The full article is below
People just can’t help asking Butch Vig about the past. As the album that elevated Vig’s career as a rock producer Nirvana’s “Nevermind” turned 20 last month, the ’90s nostalgia questions came out in full force… again.
“When I first started Garbage, no one knew who we were,” Vig tells Billboard.com. “We would do interviews and say, ‘Oh, we made a Garbage record,’ they would look at me and say, ‘Oh, what was it like working with Kurt Cobain?’ But a couple years later, no one wanted to interview me — they just wanted to talk to Shirley [Manson, Garbage’s outspoken vocalist].”

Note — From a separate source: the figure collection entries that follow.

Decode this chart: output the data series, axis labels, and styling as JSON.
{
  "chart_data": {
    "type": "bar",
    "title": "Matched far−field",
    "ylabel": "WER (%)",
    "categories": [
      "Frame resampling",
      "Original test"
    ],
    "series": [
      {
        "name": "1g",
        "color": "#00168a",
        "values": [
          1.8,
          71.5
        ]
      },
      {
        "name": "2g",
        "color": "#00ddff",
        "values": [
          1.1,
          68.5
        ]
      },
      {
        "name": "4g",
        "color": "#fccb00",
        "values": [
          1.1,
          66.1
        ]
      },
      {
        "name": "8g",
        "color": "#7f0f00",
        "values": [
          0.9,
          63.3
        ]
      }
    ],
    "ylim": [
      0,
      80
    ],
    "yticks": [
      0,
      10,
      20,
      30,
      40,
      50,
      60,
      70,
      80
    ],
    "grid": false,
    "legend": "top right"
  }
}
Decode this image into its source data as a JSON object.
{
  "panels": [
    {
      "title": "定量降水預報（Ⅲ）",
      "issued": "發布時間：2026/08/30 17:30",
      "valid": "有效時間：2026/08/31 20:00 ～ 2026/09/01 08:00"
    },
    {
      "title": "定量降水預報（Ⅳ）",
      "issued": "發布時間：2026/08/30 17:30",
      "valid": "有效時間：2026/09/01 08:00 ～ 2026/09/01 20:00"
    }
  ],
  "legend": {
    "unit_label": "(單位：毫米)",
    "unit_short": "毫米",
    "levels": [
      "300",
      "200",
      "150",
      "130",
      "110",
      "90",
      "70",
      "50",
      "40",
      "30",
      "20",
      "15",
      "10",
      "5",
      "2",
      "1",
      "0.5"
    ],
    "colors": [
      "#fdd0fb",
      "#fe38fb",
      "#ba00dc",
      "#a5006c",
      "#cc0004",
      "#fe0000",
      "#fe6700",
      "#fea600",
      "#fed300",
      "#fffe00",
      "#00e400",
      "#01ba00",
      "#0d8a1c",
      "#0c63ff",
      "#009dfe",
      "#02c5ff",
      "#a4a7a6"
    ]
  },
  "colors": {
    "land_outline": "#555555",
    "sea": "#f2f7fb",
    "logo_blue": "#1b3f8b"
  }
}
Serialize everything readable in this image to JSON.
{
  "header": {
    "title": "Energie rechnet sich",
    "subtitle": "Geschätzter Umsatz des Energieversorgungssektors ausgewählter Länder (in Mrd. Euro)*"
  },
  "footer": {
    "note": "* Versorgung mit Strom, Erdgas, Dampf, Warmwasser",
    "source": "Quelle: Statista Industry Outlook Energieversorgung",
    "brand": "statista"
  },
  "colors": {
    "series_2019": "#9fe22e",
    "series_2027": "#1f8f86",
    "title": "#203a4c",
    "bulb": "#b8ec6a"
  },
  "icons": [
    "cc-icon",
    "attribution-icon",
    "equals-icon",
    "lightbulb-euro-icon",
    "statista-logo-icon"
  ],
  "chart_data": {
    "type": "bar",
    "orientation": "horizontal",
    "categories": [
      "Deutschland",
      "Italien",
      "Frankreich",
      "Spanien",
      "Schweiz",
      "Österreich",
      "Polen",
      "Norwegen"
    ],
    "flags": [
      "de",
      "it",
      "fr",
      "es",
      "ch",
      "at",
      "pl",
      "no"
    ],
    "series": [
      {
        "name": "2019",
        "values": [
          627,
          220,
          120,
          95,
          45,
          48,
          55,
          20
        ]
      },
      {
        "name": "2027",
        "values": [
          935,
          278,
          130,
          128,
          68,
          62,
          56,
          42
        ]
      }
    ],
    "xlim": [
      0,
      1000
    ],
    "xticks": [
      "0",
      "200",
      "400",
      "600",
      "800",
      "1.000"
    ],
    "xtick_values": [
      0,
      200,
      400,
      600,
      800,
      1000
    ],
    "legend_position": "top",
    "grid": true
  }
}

After a five-year hiatus, Garbage is getting back on the horse — beginning with their currently-untitled fifth album, which Vig (drummer/producer), Manson, bassist Duke Erikson and guitarist Steve Marker are finishing in L.A. throughout the next few weeks, and will tour next year. “The five-year break gave everybody the space to clear any excess baggage out of their head space,” Vig says.
The electro-meets-altrock act, formed in Madison, Wis. in 1994, are aiming for a late March to early April 2012 release date for the 12-track album, which Vig says will be self-released. Fans can expect new material before the spring, however; a single will drop in January, and the band recently recorded a cover of U2’s “Who’s Gonna Ride Your Wild Horses” for Q Magazine’s “Achtung Baby” covers album.
“We’re looking at this as free agents,” Vig says. “We’re out of all our corporate responsibilities from the past, and initially we thought that was terrifying but now we think it’s liberating. We’re going to put the record out on our own label and just figure out how to license it and market it because we want it under our control.”
In the six years since Garbage released “Bleed Like Me,” which debuted at No. 4 on the Billboard 200 and has sold 284,000 copies to date (according to Nielsen SoundScan), the bells and whistles of a record campaign have changed. But as Garbage fans have seen thus far, the band has made it a mission to personally master Facebook and Twitter. To Vig’s surprise, candid Facebook updates and teaser clips chronicling the studio progress have re-awakened Garbage fans eager for a taste of new songs.
From where Vig stands, the new record conjures dark vibes reminiscent of Garbage’s first two albums, 1995’s self-titled debut and 1998’s “Version 2.0,” which spawned hits like “Stupid Girl” and “When I Grow Up,” respectively.
“There’s lots of elements of things we’ve always loved: noisy guitars, big electronic beats, atmospheric film moments,” Vig says, adding that they “wanted to make a record sound like something that we want to hear when we’re driving the car.”
“Part of the reason why I started Garbage was that by the time I’d done ‘Nevermind,’ I’d recorded — I swear to God — 1,000 bands that were just guitar-bass-drums,” Vig says. “I was reading about all these other records that I was getting excited about — like Public Enemy using a sampler in the studio — and I just decided I wanted to do a bit of a U-turn. Everyone told me I was crazy that I wanted to start new band and I probably was, but luckily it worked out for the better. I like that little clique of being with your bandmates, being in the clubhouse. And after a five-year hiatus I’m back in the clubhouse.”